Fünf Wochen lang ging es für Silber steil bergab. Der Preis brach um mehr als 40 Prozent ein. Ein überraschender Friedensplan zwischen den USA und dem Iran wendet nun das Blatt. Das weiße Metall springt um fast vier Prozent auf rund 70,70 Dollar je Feinunze.

Entspannung am Golf drückt Ölpreis

US-Präsident Donald Trump bestätigte ein Rahmenabkommen zur Beendigung des Iran-Krieges. Die Seeblockade fällt. Die Straße von Hormus öffnet sich wieder für den globalen Schiffsverkehr. Der offizielle Vertrag soll am 19. Juni in der Schweiz unterzeichnet werden.

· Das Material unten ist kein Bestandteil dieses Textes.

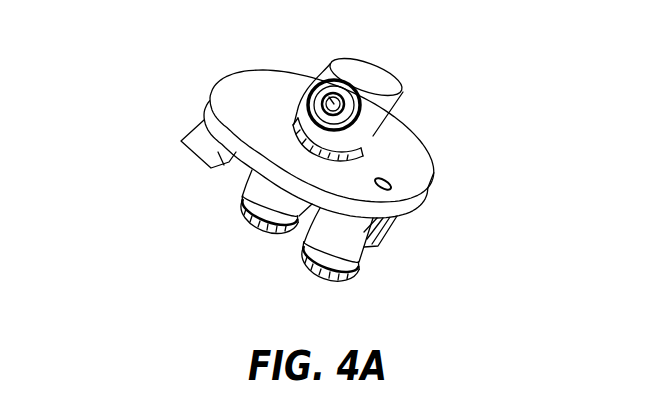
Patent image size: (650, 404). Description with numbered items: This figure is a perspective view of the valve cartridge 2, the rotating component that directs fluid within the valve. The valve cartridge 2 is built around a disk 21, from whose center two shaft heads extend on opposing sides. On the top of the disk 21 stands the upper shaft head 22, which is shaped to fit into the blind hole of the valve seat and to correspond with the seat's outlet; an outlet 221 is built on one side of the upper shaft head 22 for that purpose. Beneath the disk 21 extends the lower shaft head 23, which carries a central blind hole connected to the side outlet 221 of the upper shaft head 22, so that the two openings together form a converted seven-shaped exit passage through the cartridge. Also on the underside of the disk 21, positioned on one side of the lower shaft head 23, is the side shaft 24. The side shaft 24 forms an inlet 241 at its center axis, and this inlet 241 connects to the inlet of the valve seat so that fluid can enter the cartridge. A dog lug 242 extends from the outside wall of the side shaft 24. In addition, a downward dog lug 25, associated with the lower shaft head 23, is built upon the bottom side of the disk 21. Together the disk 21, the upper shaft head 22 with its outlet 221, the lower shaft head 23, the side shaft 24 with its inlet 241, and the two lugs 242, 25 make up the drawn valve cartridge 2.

The valve cartridge 2 is at (316, 165).
The disk 21 is at (252, 88).
The upper shaft head 22 is at (375, 82).
The outlet 221 is at (320, 80).
The lower shaft head 23 is at (268, 193).
The side shaft 24 is at (411, 267).
The inlet 241 is at (392, 183).
The dog lug 242 is at (397, 236).
The downward dog lug 25 is at (187, 140).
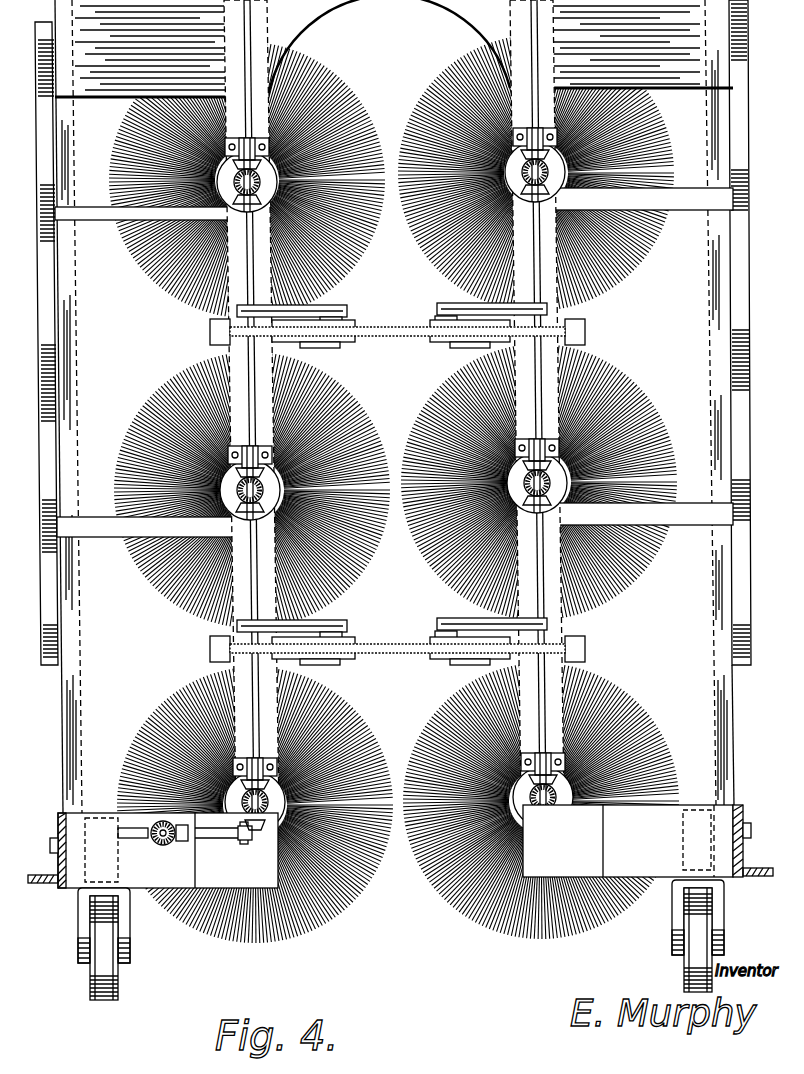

Die geopolitische Entspannung zeigt sofortige Wirkung an den Märkten. US-Aktienfutures legen deutlich zu. Parallel dazu rutschen die Ölpreise kräftig ab. Der schwächere US-Dollar stützt den Silberpreis zusätzlich.

Zinsangst weicht Optimismus

Der sinkende Ölpreis lindert die Inflationssorgen. Die Folge: Zinsängste nehmen ab. In den vergangenen Wochen belasteten Spekulationen über weitere Zinserhöhungen das Edelmetall massiv. Analysten von Goldman Sachs hatten ihre Zinssenkungsprognosen für 2026 zuvor komplett gestrichen.

Nun dreht sich die Stimmung. Die Wahrscheinlichkeit für eine Zinserhöhung im Dezember fiel laut CME FedWatch Tool von 67 auf 55 Prozent. Die Kerninflation kühlt sich ebenfalls ab. Im Mai stieg sie lediglich um 0,2 Prozent.

Fokus auf den Fed-Entscheid

Am morgigen Dienstag rückt die US-Notenbank in den Fokus. Eine Zinsänderung gilt mit einer Wahrscheinlichkeit von 97 Prozent als ausgeschlossen. Die offizielle Entscheidung fällt am 17. Juni um 14:00 Uhr New Yorker Zeit. Händler achten primär auf das Dot Plot und den Ton der Pressekonferenz.

Langfristig stützen harte Fundamentaldaten den Silberpreis. Das Silver Institute erwartet für 2026 das sechste Angebotsdefizit in Folge. Es fehlen voraussichtlich 46,3 Millionen Unzen auf dem Weltmarkt.

Die Wiedereröffnung der Straße von Hormus liefert hier einen doppelten Impuls. Sie senkt die Energiekosten und kurbelt die globale Industrieproduktion an. Da die Industrie mehr als die Hälfte der Silbernachfrage ausmacht, dürfte sich das strukturelle Defizit des Metalls weiter verschärfen. Mit einem Gold-Silber-Verhältnis von aktuell knapp 64 bleibt das weiße Metall gegenüber Gold historisch günstig bewertet.